Action for August Top jobs
Must-do tasks this month
Don’t let plants go thirsty
- Make sure the soil around camellias and rhododendrons doesn’t dry out
- Think about using rainwater collected in water butts or you could use domestic wastewater - household soaps and detergents are harmless to plants
- Don’t use water that’s contaminated with bleaches, disinfectants and strong cleaning products on plants (although it’s ok on bare soil).
Control the growth of your wisteria and encourage flowering for next year by pruning it in August. Cut back the new, whip-like shoots so that each is left with five to seven sets of leaves – this will let them mature in time for autumn.

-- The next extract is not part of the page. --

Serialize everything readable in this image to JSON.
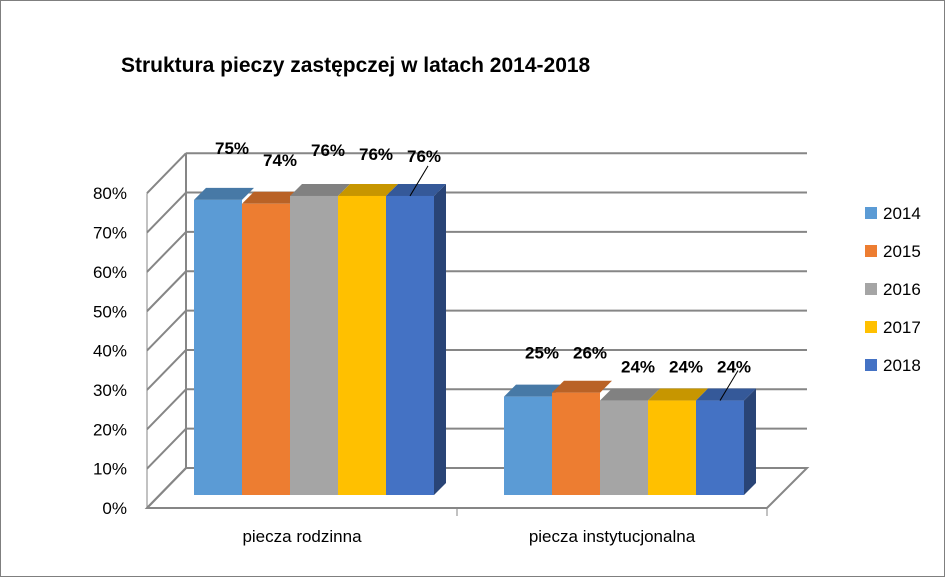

Then in winter, cut back the same stems so that you’re left with stubby spurs with just two buds each. In spring, these will sprout and flower, and the cycle will start again.
This encourages plants to produce more flowers instead of seeds, and keeps your plants looking their best.
Which? Gardening trials have shown it really is worth doing on the majority of summer-flowering plants.
But if you’re looking for an easier life, our gardeners at Capel Manor agreed in a trial in 2003 that begonias, dahlias and verbenas look okay if they’re not deadheaded. And in a members’ trial in 2005, readers thought it wasn’t worth deadheading gazania or coreopsis.